The internet is full of fake accounts, photos, videos, you name it!
Non-authentic professionals are everywhere (especially in the field of data science, ML, and AI). There are people who clone entire projects and put them in their resumes, and even YouTubers who pretend to be experts when they only plagiarize other experts’ stuff.
If you aren’t authentic, you might get into trouble one day. Here are some things you can do to be authentic as a data scientist.
Give Credit and Don’t Plagiarize
Copying isn’t the same as plagiarism. Here’s how Wikipedia defines the word plagiarism:
“Plagiarism is the representation of another author’s language, thoughts, ideas, or expressions as one’s own original work.”
To keep it simple, if you copy somebody’s stuff and claim it’s yours, then most likely you’re plagiarizing.
Why is this important for you? Well, this is a problem that some data scientists face.
Last year I came across Ken Jee’s article “The Plague of Plagiarism in Data Science”. There he describes how his work was plagiarized. Someone copied the code from one of his videos, made it into an article, and published it on Medium without any accreditation.

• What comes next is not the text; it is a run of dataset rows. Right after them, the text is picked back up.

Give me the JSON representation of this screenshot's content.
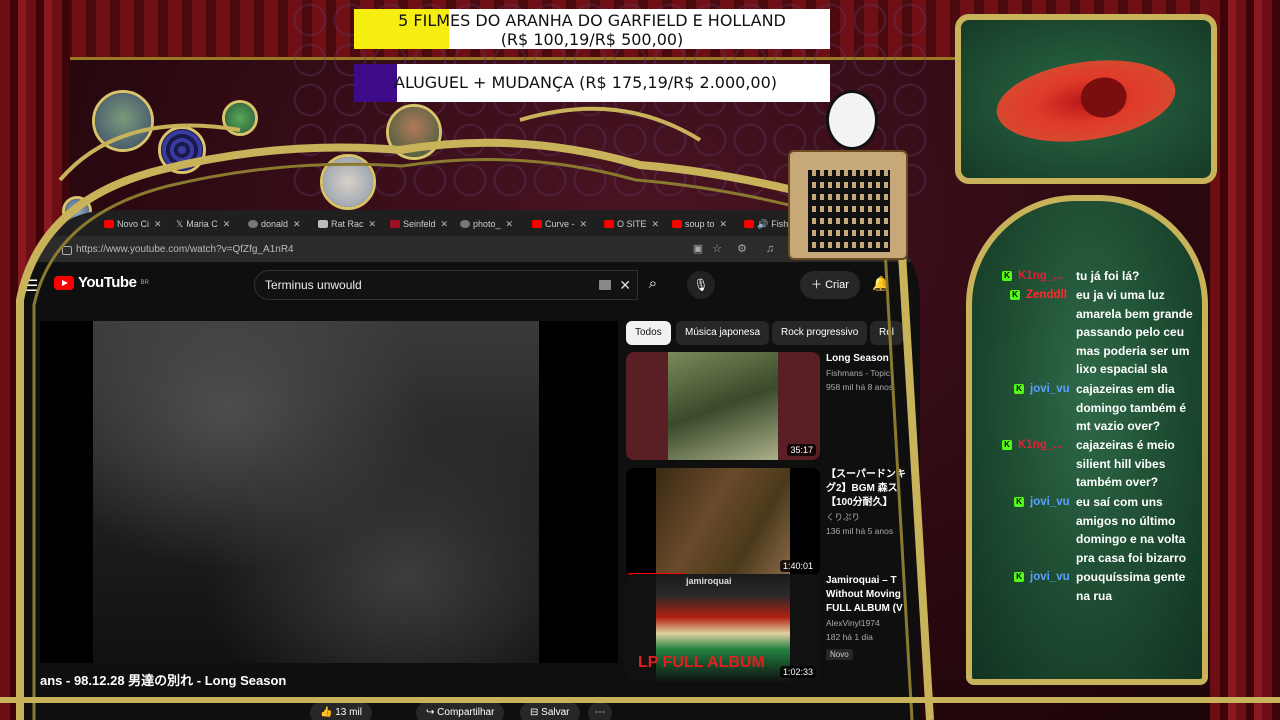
{
  "overlay": {
    "goals": [
      {
        "line1": "5 FILMES DO ARANHA DO GARFIELD E HOLLAND",
        "line2": "(R$ 100,19/R$ 500,00)",
        "progress": 0.2,
        "fill_color": "#f5ee10"
      },
      {
        "text": "ALUGUEL + MUDANÇA (R$ 175,19/R$ 2.000,00)",
        "progress": 0.09,
        "fill_color": "#3d0a8a"
      }
    ]
  },
  "browser": {
    "tabs": [
      {
        "label": "Novo Ci",
        "icon": "youtube-icon"
      },
      {
        "label": "Maria C",
        "icon": "x-icon"
      },
      {
        "label": "donald",
        "icon": "globe-icon"
      },
      {
        "label": "Rat Rac",
        "icon": "wikipedia-icon"
      },
      {
        "label": "Seinfeld",
        "icon": "red-icon"
      },
      {
        "label": "photo_",
        "icon": "globe-icon"
      },
      {
        "label": "Curve -",
        "icon": "youtube-icon"
      },
      {
        "label": "O SITE",
        "icon": "youtube-icon"
      },
      {
        "label": "soup to",
        "icon": "youtube-icon"
      },
      {
        "label": "Fish",
        "icon": "speaker-icon"
      }
    ],
    "url": "https://www.youtube.com/watch?v=QfZfg_A1nR4"
  },
  "youtube": {
    "logo_text": "YouTube",
    "region": "BR",
    "search_value": "Terminus unwould",
    "create_label": "Criar",
    "video_title": "ans - 98.12.28 男達の別れ - Long Season",
    "actions": {
      "likes": "13 mil",
      "share": "Compartilhar",
      "save": "Salvar"
    },
    "chips": [
      "Todos",
      "Música japonesa",
      "Rock progressivo",
      "Rel"
    ],
    "recommendations": [
      {
        "title": "Long Season",
        "channel": "Fishmans - Topic",
        "views": "958 mil",
        "age": "há 8 anos",
        "duration": "35:17"
      },
      {
        "title": "【スーパードンキ",
        "title2": "グ2】BGM 森ス",
        "title3": "【100分耐久】",
        "channel": "くりぷり",
        "views": "136 mil",
        "age": "há 5 anos",
        "duration": "1:40:01"
      },
      {
        "title": "Jamiroquai – T",
        "title2": "Without Moving",
        "title3": "FULL ALBUM (V",
        "channel": "AlexVinyl1974",
        "views": "182",
        "age": "há 1 dia",
        "badge": "Novo",
        "duration": "1:02:33",
        "thumb_text": "LP FULL ALBUM",
        "thumb_brand": "jamiroquai"
      }
    ]
  },
  "chat": {
    "messages": [
      {
        "user": "K1ng_...",
        "user_color": "#e0203a",
        "text": "tu já foi lá?"
      },
      {
        "user": "Zenddll",
        "user_color": "#ff2a2a",
        "text": "eu ja vi uma luz amarela bem grande passando pelo ceu mas poderia ser um lixo espacial sla"
      },
      {
        "user": "jovi_vu",
        "user_color": "#5aa0ff",
        "text": "cajazeiras em dia domingo também é mt vazio over?"
      },
      {
        "user": "K1ng_...",
        "user_color": "#e0203a",
        "text": "cajazeiras é meio silient hill vibes também over?"
      },
      {
        "user": "jovi_vu",
        "user_color": "#5aa0ff",
        "text": "eu saí com uns amigos no último domingo e na volta pra casa foi bizarro"
      },
      {
        "user": "jovi_vu",
        "user_color": "#5aa0ff",
        "text": "pouquíssima gente na rua"
      }
    ]
  }
}
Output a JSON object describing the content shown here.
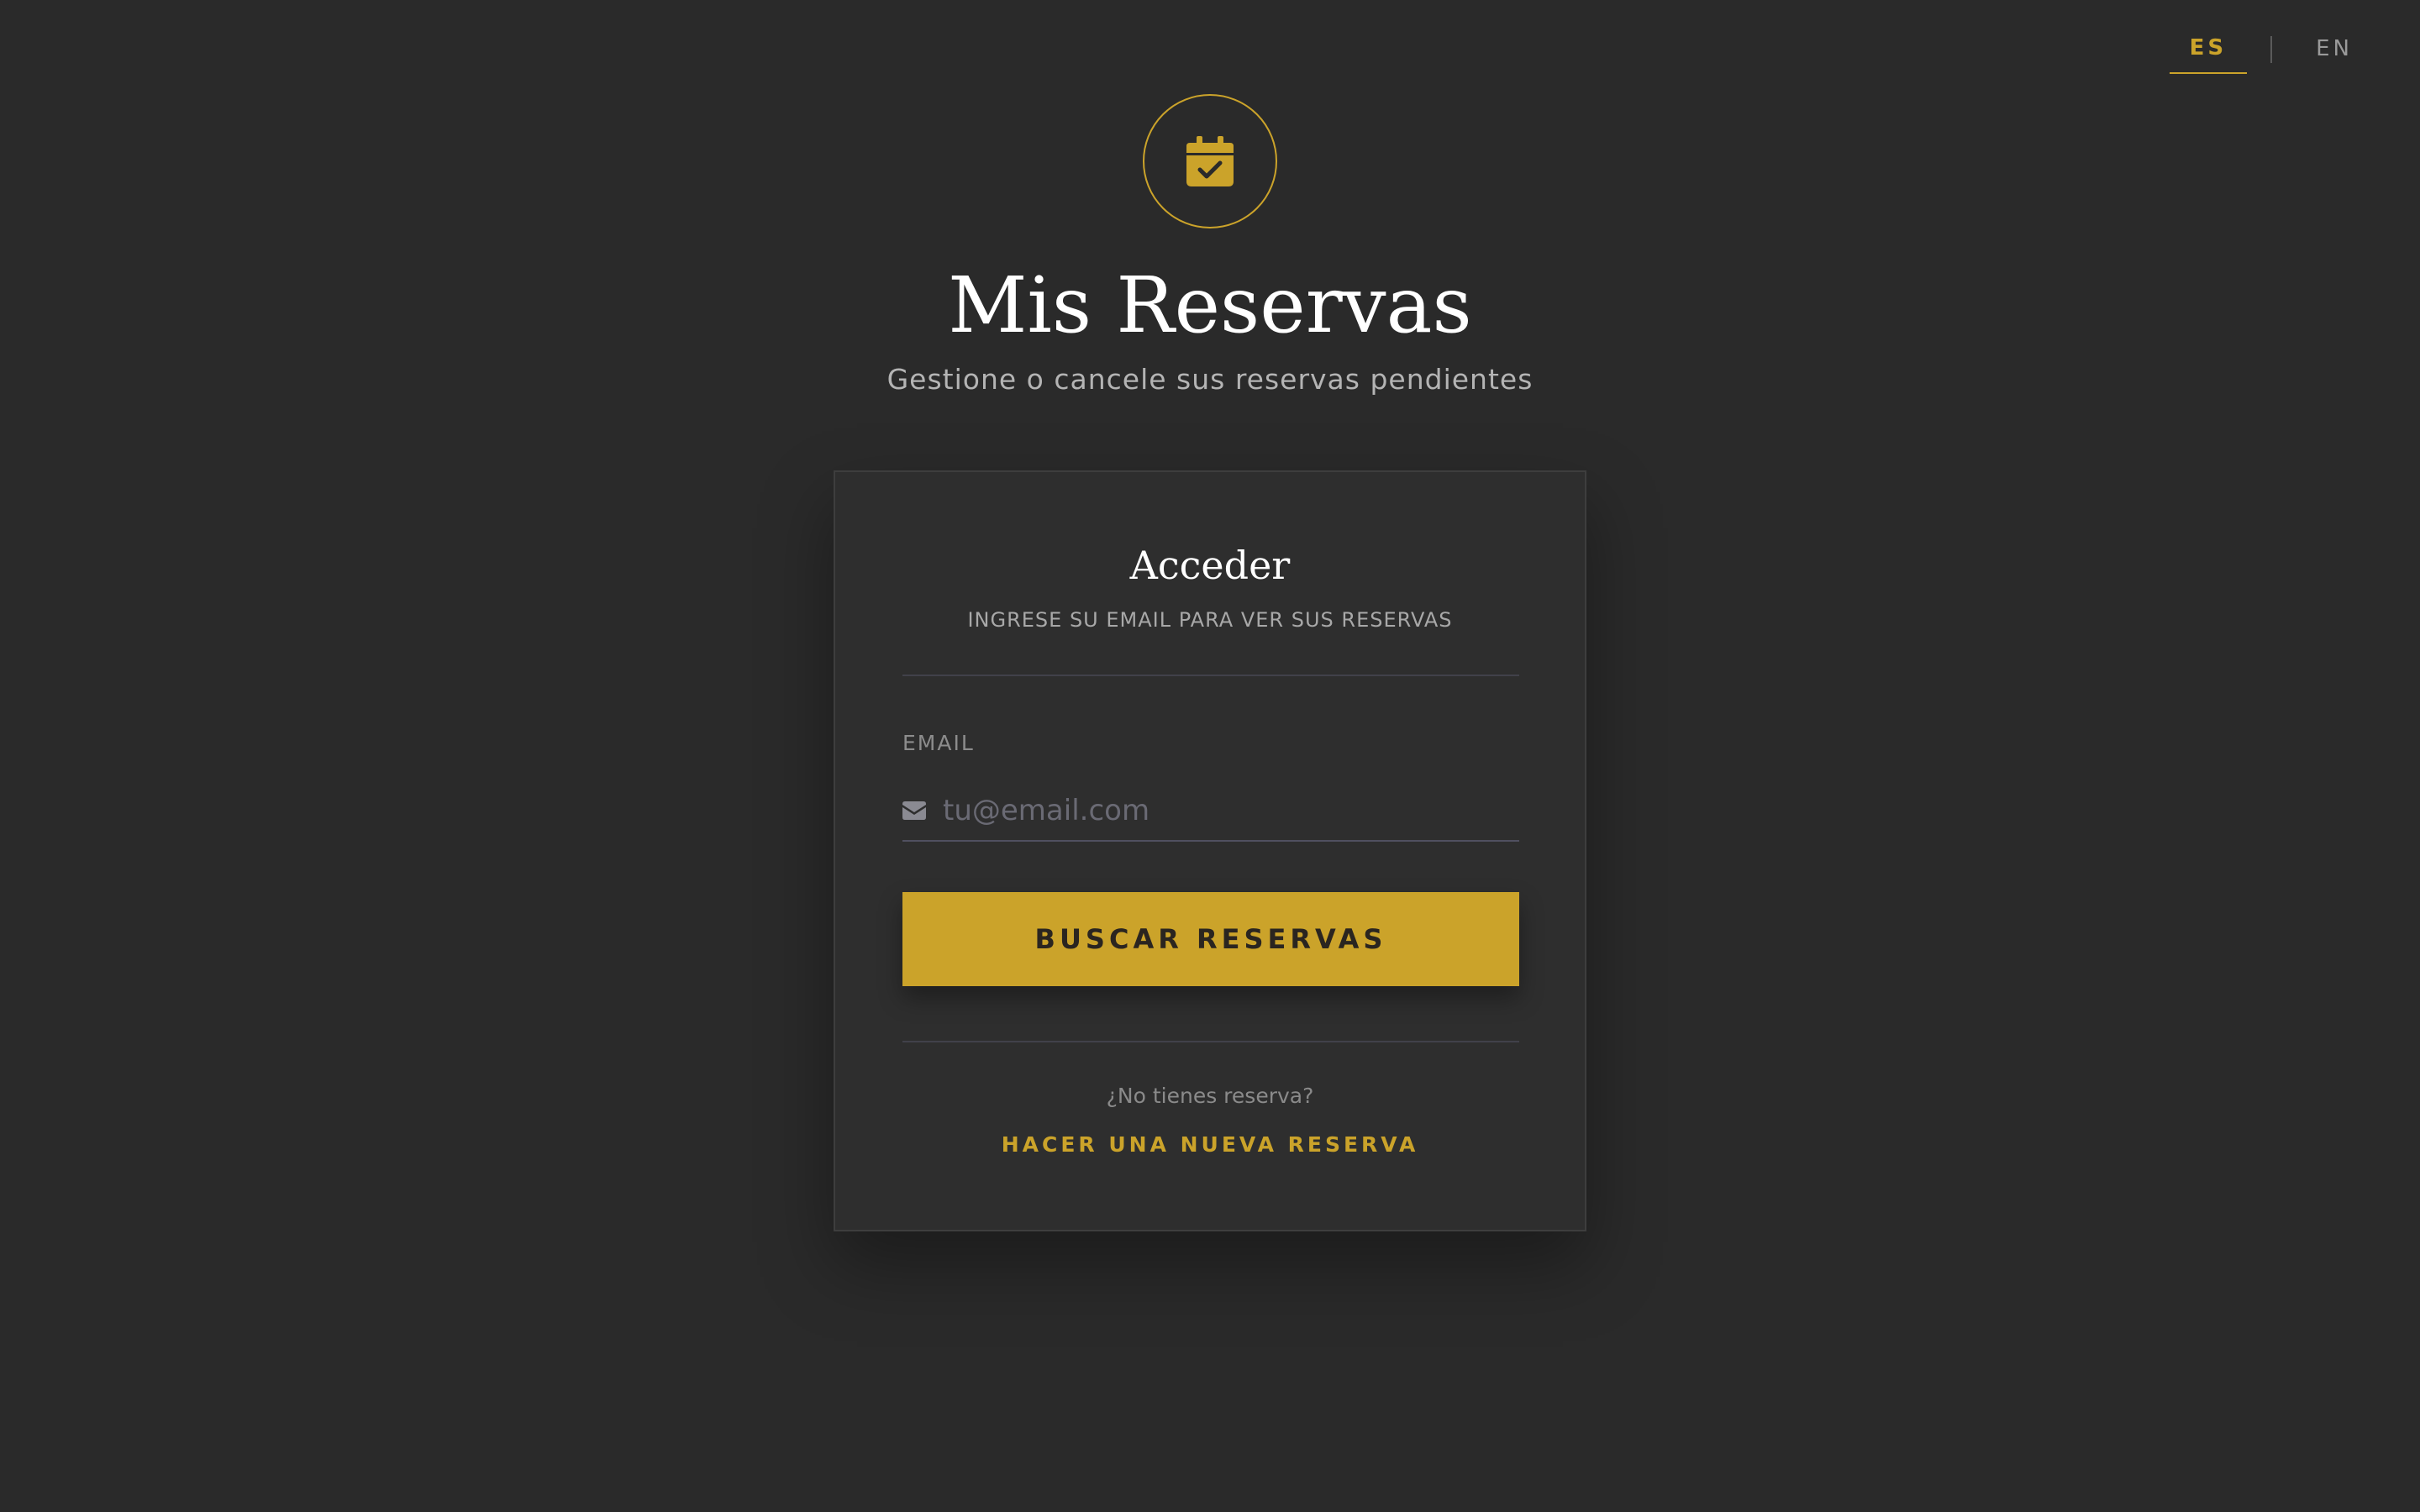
{
  "language": {
    "active": "ES",
    "other": "EN"
  },
  "header": {
    "icon": "calendar-check-icon",
    "title": "Mis Reservas",
    "subtitle": "Gestione o cancele sus reservas pendientes"
  },
  "login": {
    "title": "Acceder",
    "subtitle": "INGRESE SU EMAIL PARA VER SUS RESERVAS",
    "email_label": "EMAIL",
    "email_icon": "envelope-icon",
    "email_placeholder": "tu@email.com",
    "email_value": "",
    "submit_label": "BUSCAR RESERVAS",
    "no_reservation_text": "¿No tienes reserva?",
    "new_reservation_link": "HACER UNA NUEVA RESERVA"
  },
  "colors": {
    "background": "#2a2a2a",
    "card": "#2e2e2e",
    "accent": "#cba32a"
  }
}
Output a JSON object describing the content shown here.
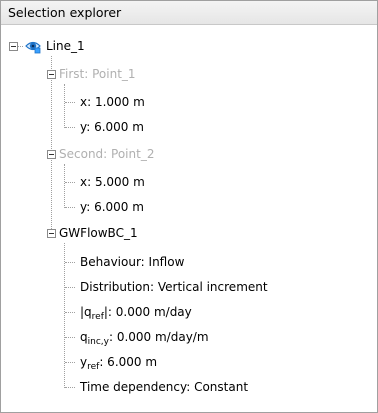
{
  "panel": {
    "title": "Selection explorer"
  },
  "tree": {
    "root": {
      "label": "Line_1",
      "icon": "visibility-eye-icon",
      "first": {
        "label": "First: Point_1",
        "x": "x: 1.000 m",
        "y": "y: 6.000 m"
      },
      "second": {
        "label": "Second: Point_2",
        "x": "x: 5.000 m",
        "y": "y: 6.000 m"
      },
      "bc": {
        "label": "GWFlowBC_1",
        "behaviour": "Behaviour: Inflow",
        "distribution": "Distribution: Vertical increment",
        "qref_prefix": "|q",
        "qref_sub": "ref",
        "qref_suffix": "|: 0.000 m/day",
        "qinc_prefix": "q",
        "qinc_sub": "inc,y",
        "qinc_suffix": ": 0.000 m/day/m",
        "yref_prefix": "y",
        "yref_sub": "ref",
        "yref_suffix": ": 6.000 m",
        "time": "Time dependency: Constant"
      }
    }
  },
  "colors": {
    "disabled_text": "#b0b0b0",
    "eye_blue": "#1f73c8"
  }
}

Fortunately for him, Ken Jee didn’t reveal his name, otherwise his reputation could’ve been damaged.
How can you avoid this?
Simple! Give credit to the original author. This might save you from damaging your reputation not only as a data scientist but as a professional.
For example, when I gave the definition of the word “plagiarism” I quoted Wikipedia, so I didn’t take credit for it. I also gave credit to the guy who took the photo above. Simple right?
As a rule of thumb, if you copy and paste text as it is, then you should quote it or give credit, but if you take a piece of it and create a completely different thing, you should be safe without crediting.
Here’s another example that will show you how this can damage your reputation.
I think most of you know the story of the YouTuber “Siraj Raval.“ He was accused of copying/pasting entire academic papers and using other’s people code without properly crediting (claiming it was his job).
Months later, he’d published a “My Apology“ video explaining how he made his YouTube videos.
He said,
I would spend my time on Github and look for code I think is useful and once I found some, I download it, reupload it to my Github and then put the name of the author at the very bottom of my Github.
Here comes the best part:
Then I would make a YouTube video about that code to make more people interesting in it, but inside video itself I would say, hey this is the code, I won’t name the author, and sometimes I would say this is my code.
Most likely, this damaged his career. Getting back your image and reputation takes a lot of time.
Talk About Things You Know (If You Know Little, Do The Research)
We should learn to say “I don’t know” more often.
At school, university and work, we’re punished if we say those words, so we avoid even thinking that we know little or nothing about a topic.
If you try to be an expert in something you don’t know and don’t even do the research, sooner or later people will find out and might see you as a fraud.
An example of this might be Siraj Raval. People used to see him as an expert in some fields that apparently he knew little about. That said, not only big influencers can damage their reputation. There are less-known people on Medium that talk about things they know little about.
I remember reading an article about the differences between Machine Learning and Deep Learning that had many wrong facts. As you might expect, some readers noticed this and attacked the author in the comments.
The author, instead of doing the research and editing those wrong facts, created a second account with a fake name and photo profile (in an attempt to get back his reputation, I’d say).
Months later, I found this person “cloned” the landing page I use for collecting emails.
Noticed I wrote “clone” because I used a free template for the landing page (basically anyone can use the template as they want). That said, the fact this person took my PDF cover and put his name on it makes this wrong.
Steve Jobs once said:
Good artists copy; great artists steal
I doubt he literally meant stealing ( let alone cloning) but to find things you like, learn from others, take their ideas, make them your own and create something new with them.
If you copy this article, create a new one, paste all this content and publish it under your name without asking for permission, that’s stealing. But if you take some sentences, and add your own thoughts, that’s a new piece of content. You’re creating something new!
You know what’s the worse part of stealing/cloning content? You’re also getting other people’s mistakes. My landing page looks good but has some flaws. A couple of months ago, I discovered that it works poorly on mobile devices. The person who cloned it also cloned these flaws.
Remember, no one has anything figured out!
If you copy an entire data science project, you’re also copying all its flaws, and you might only identify them in a job interview.
That’s it! Be authentic and find the best version of yourself. You’ll be surprised by what you’re capable of.